Every thirty seconds another story of domestic abuse happens, some survive and many do not.Marriage, friendship, relationships, partners, none of these titles give a person the license to abuse. Domestic violence occurs in every walk of life and every income bracket. I promised several years back to put a face to domestic abuse and bring to light a horror that still goes unpunished until it is to late. We seem to reward aggression and the traits of aggression in sports etc, I prefer to acknowledge the size of ones heart and their impact on the world around them. It is obvious by those who knew Anna Marie and shared in her life that she is and always will be a beautiful spirit.

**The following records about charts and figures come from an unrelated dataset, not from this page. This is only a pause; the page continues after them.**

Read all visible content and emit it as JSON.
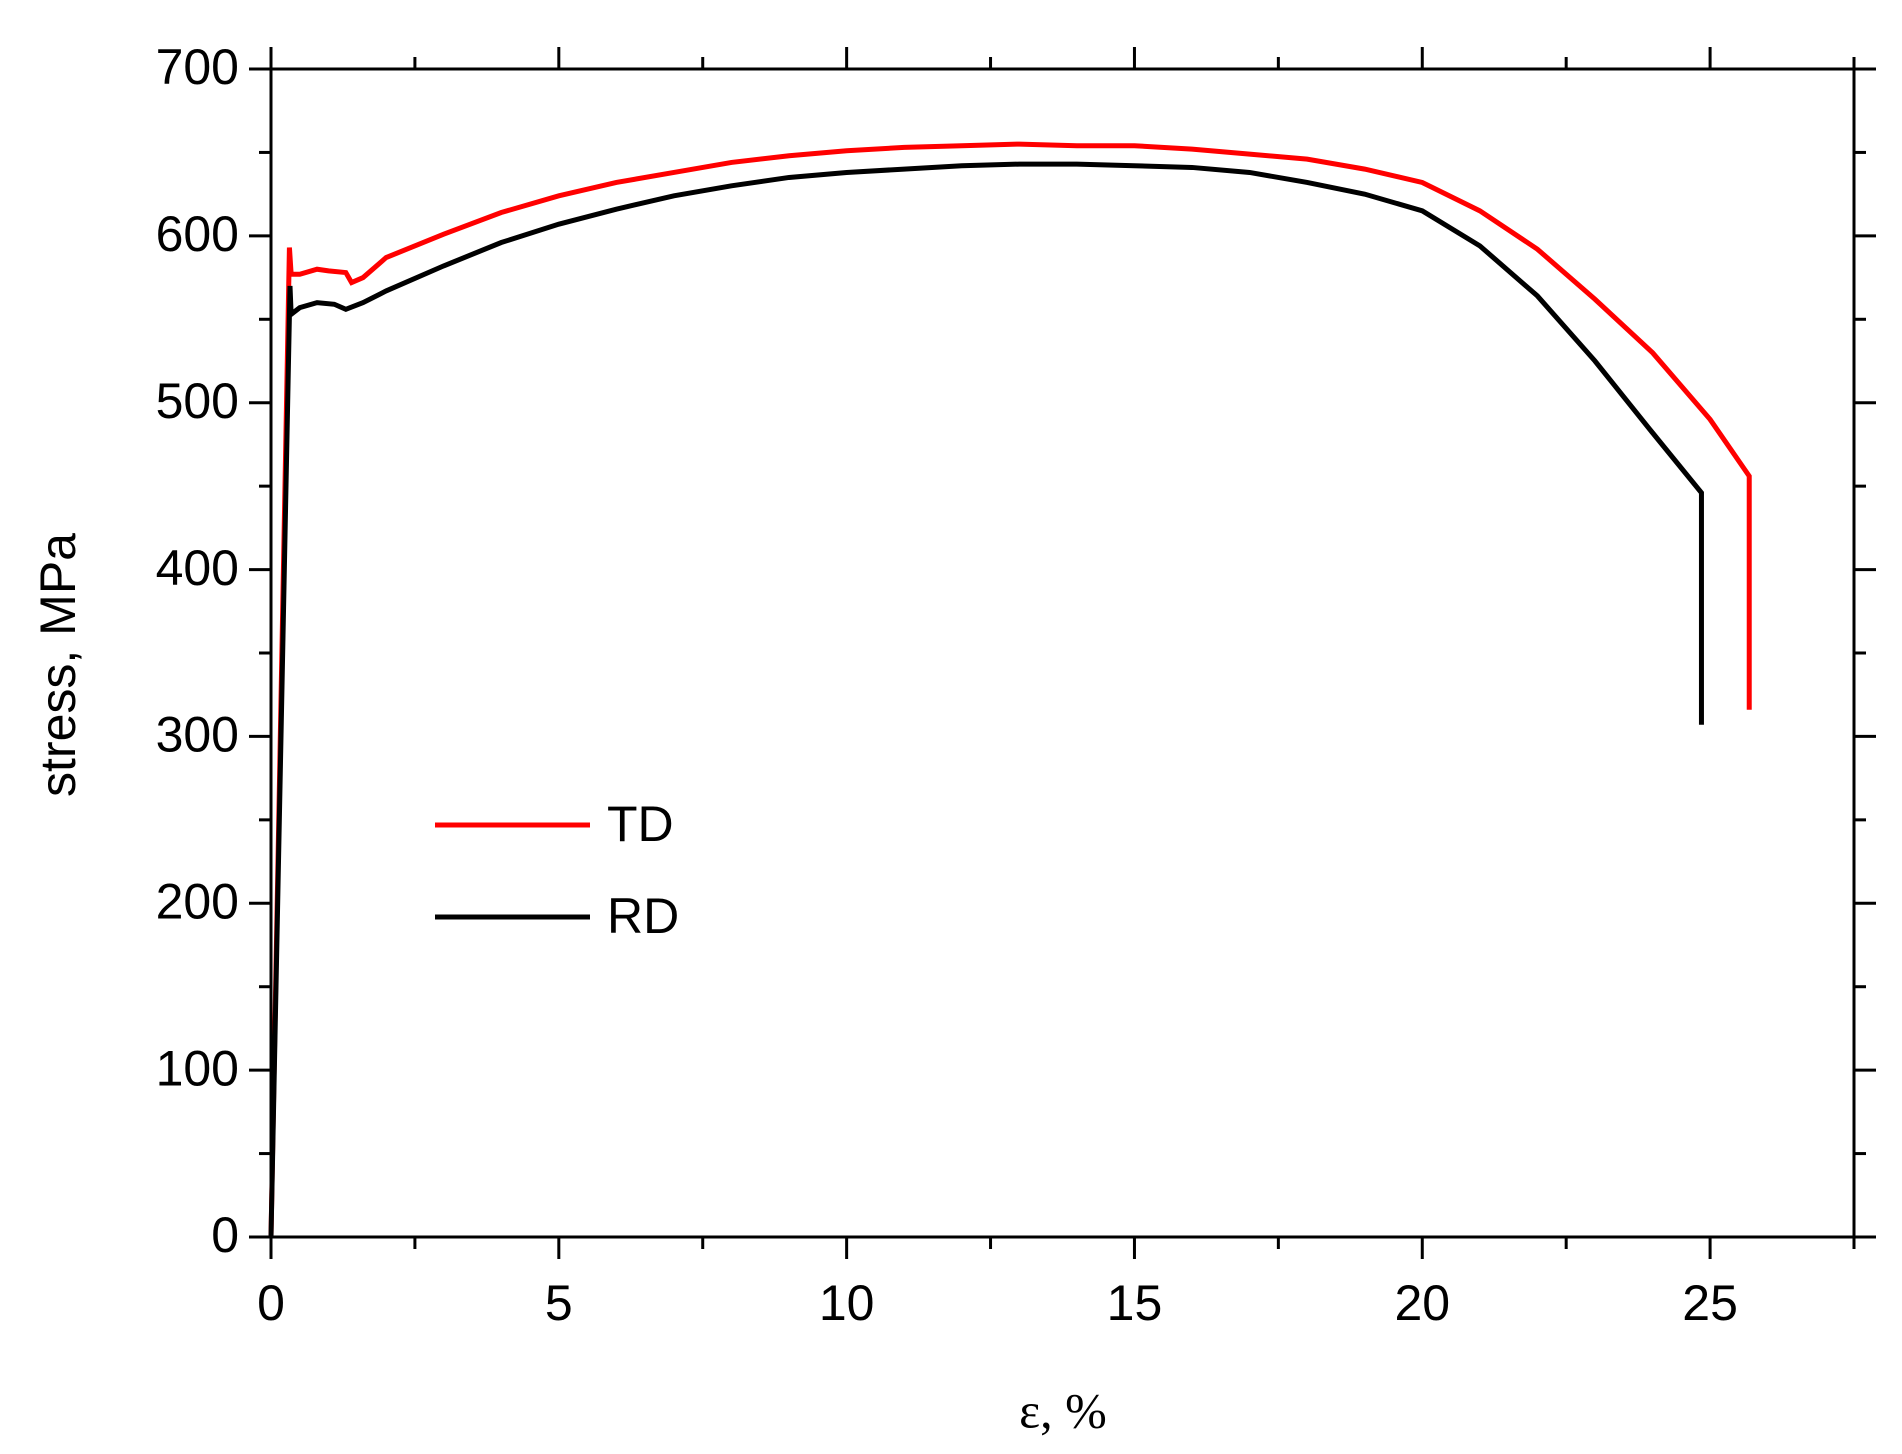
{
  "chart_data": {
    "type": "line",
    "xlabel": "ε, %",
    "ylabel": "stress, MPa",
    "xlim": [
      0,
      27.5
    ],
    "ylim": [
      0,
      700
    ],
    "xticks": [
      0,
      5,
      10,
      15,
      20,
      25
    ],
    "yticks": [
      0,
      100,
      200,
      300,
      400,
      500,
      600,
      700
    ],
    "xminorticks": [
      2.5,
      7.5,
      12.5,
      17.5,
      22.5,
      27.5
    ],
    "yminorticks": [
      50,
      150,
      250,
      350,
      450,
      550,
      650
    ],
    "legend": "center-left",
    "series": [
      {
        "name": "TD",
        "color": "#ff0000",
        "x": [
          0,
          0.32,
          0.35,
          0.5,
          0.8,
          1.0,
          1.3,
          1.4,
          1.6,
          2,
          3,
          4,
          5,
          6,
          7,
          8,
          9,
          10,
          11,
          12,
          13,
          14,
          15,
          16,
          17,
          18,
          19,
          20,
          21,
          22,
          23,
          24,
          25,
          25.68,
          25.68
        ],
        "values": [
          0,
          593,
          577,
          577,
          580,
          579,
          578,
          572,
          575,
          587,
          601,
          614,
          624,
          632,
          638,
          644,
          648,
          651,
          653,
          654,
          655,
          654,
          654,
          652,
          649,
          646,
          640,
          632,
          615,
          592,
          562,
          530,
          490,
          456,
          316
        ]
      },
      {
        "name": "RD",
        "color": "#000000",
        "x": [
          0,
          0.33,
          0.35,
          0.5,
          0.8,
          1.1,
          1.3,
          1.6,
          2,
          3,
          4,
          5,
          6,
          7,
          8,
          9,
          10,
          11,
          12,
          13,
          14,
          15,
          16,
          17,
          18,
          19,
          20,
          21,
          22,
          23,
          24,
          24.85,
          24.85
        ],
        "values": [
          0,
          570,
          553,
          557,
          560,
          559,
          556,
          560,
          567,
          582,
          596,
          607,
          616,
          624,
          630,
          635,
          638,
          640,
          642,
          643,
          643,
          642,
          641,
          638,
          632,
          625,
          615,
          594,
          564,
          525,
          482,
          446,
          307
        ]
      }
    ]
  }
}
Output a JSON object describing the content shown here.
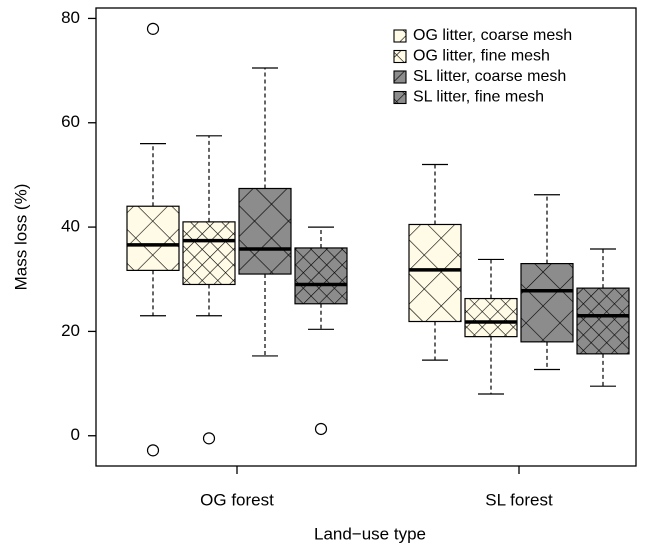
{
  "chart_data": {
    "type": "box",
    "x_label": "Land−use type",
    "y_label": "Mass loss (%)",
    "categories": [
      "OG forest",
      "SL forest"
    ],
    "ylim": [
      -5.8,
      82
    ],
    "yticks": [
      0,
      20,
      40,
      60,
      80
    ],
    "legend": "top-right",
    "series": [
      {
        "name": "OG litter, coarse mesh",
        "color": "#fffbe6",
        "whisker_low": [
          23,
          14.5
        ],
        "q1": [
          31.7,
          21.9
        ],
        "median": [
          36.6,
          31.8
        ],
        "q3": [
          44,
          40.5
        ],
        "whisker_high": [
          56,
          52
        ],
        "outliers": [
          [
            78,
            -2.8
          ],
          []
        ]
      },
      {
        "name": "OG litter, fine mesh",
        "color": "#fffbe6",
        "whisker_low": [
          23,
          8
        ],
        "q1": [
          29,
          19
        ],
        "median": [
          37.4,
          21.8
        ],
        "q3": [
          41,
          26.3
        ],
        "whisker_high": [
          57.5,
          33.8
        ],
        "outliers": [
          [
            -0.5
          ],
          []
        ]
      },
      {
        "name": "SL litter, coarse mesh",
        "color": "#8c8c8c",
        "whisker_low": [
          15.3,
          12.7
        ],
        "q1": [
          31,
          18
        ],
        "median": [
          35.8,
          27.8
        ],
        "q3": [
          47.4,
          33
        ],
        "whisker_high": [
          70.5,
          46.2
        ],
        "outliers": [
          [],
          []
        ]
      },
      {
        "name": "SL litter, fine mesh",
        "color": "#8c8c8c",
        "whisker_low": [
          20.4,
          9.5
        ],
        "q1": [
          25.3,
          15.7
        ],
        "median": [
          29,
          23
        ],
        "q3": [
          36,
          28.3
        ],
        "whisker_high": [
          40,
          35.8
        ],
        "outliers": [
          [
            1.3
          ],
          []
        ]
      }
    ]
  }
}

In the time it takes you to close your eyes
and open them again someone in the world
has fallen victim at the hands of abuse.

Sleeping with the Devil

I recognized the signals many years ago, when kindness stepped aside and the devil made a show. You could see it in the eyes, the fear had taken hold, I was sleeping with the devil and he wasn't let go. Paralyzed by shock, the tears rolled down my cheek, tied in darkness bound feet to feet. Trapped by ignorance, loneliness and despair, the devil lay beside me and I couldn't avoid his stare. The words thrown like daggers filled with ugliness and hate, with no signs of love, only a lock upon the gate. He played the game of evil, he knew the rules so well, a tease to pull you into the fire like blaze of hell. The tools he used were many and strategically placed, he started off with fear and ended each day with hate. The master of manipulation, building you up to tear you down, isolation, intimidation, was all that could be found. The windows were darkened the door was tightly closed,I'm sleeping with the devil and he is isn't letting go.